Her new show may be a paean to the pleasures and perils of singledom, but Joanne McNally doesn’t want for parasocial connection, attracting an enthusiastic, overwhelmingly female audience, cheering as she salutes them with her raised wine glass. The Irish comic has built a fiercely devoted fanbase from her conversational podcast with Vogue Williams, and she rewards its sisterly embrace with a self-laceratingly frank but breezily upbeat status report on just where she is in her life.
Despite ultimately sharing some guarded but archly funny disclosures of the infidelity that killed her last relationship and the icks that torpedoed another before it had properly begun, Pinotphile is framed as universally relatable. McNally might have gone harder than most in her boozing and pill-popping 20s, recreating the shape-throwing and blissed-out spaceiness in vivid act-outs. But as a single, childless woman of 42, she’s rejecting regressive stereotyping, eschewing owning a cat and suggesting that she’s living her best life dining out and holidaying alone, even if the strain occasionally tells.

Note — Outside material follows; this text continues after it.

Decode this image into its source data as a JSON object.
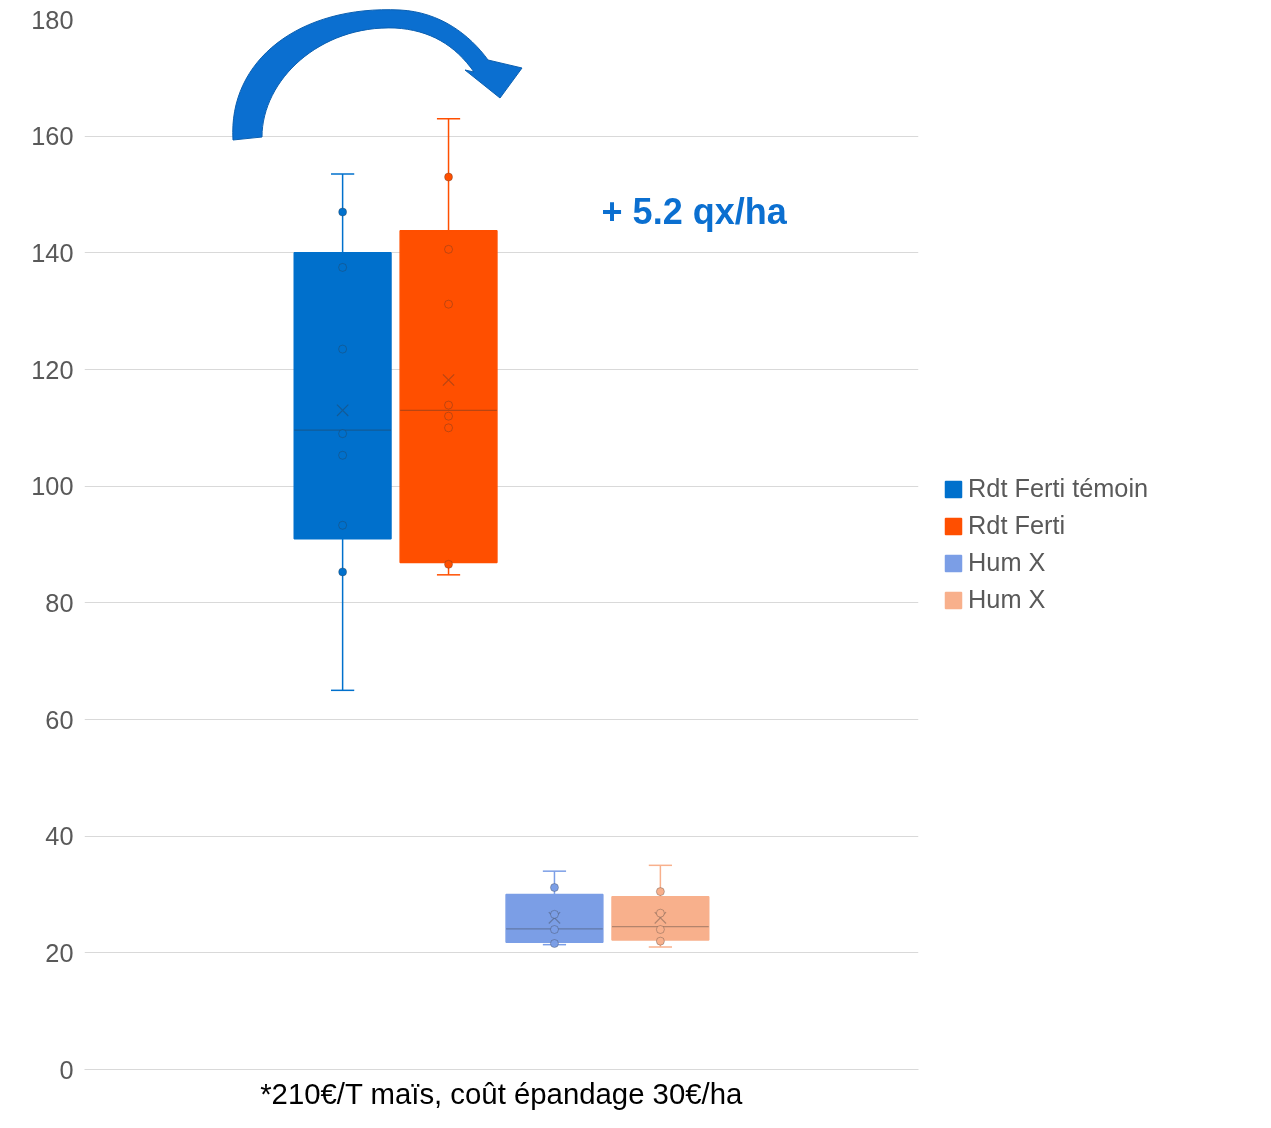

Returning time and again to the metaphor of her left stranded on a dock as her friends’ boats depart for domestic coupledom and motherhood, she’s not pretending hers is an ideal situation. Back on the dating scene, she’s incredulous at the low quality of man she attracts. But her underlying message is that it’s fine for the menopause to encroach while you’re still single, with upsides and emancipation in it. Even when she’s dancing around her mental-health wobbles, the animated and expressive McNally is masterfully assured and carries the crowd in the palm of her hand. A routine about the terrible online shopping decisions made by Drunk Joanne is not the most distinctive. But it’s a rare so-so section in a show that otherwise overflows with entertaining, hard-won authenticity and the dryly witty honesty of her storytelling.
Joanne McNally: Pinotphile is on tour until Sunday 8 February; reviewed at King’s Theatre, Glasgow; picture: Matt Crockett.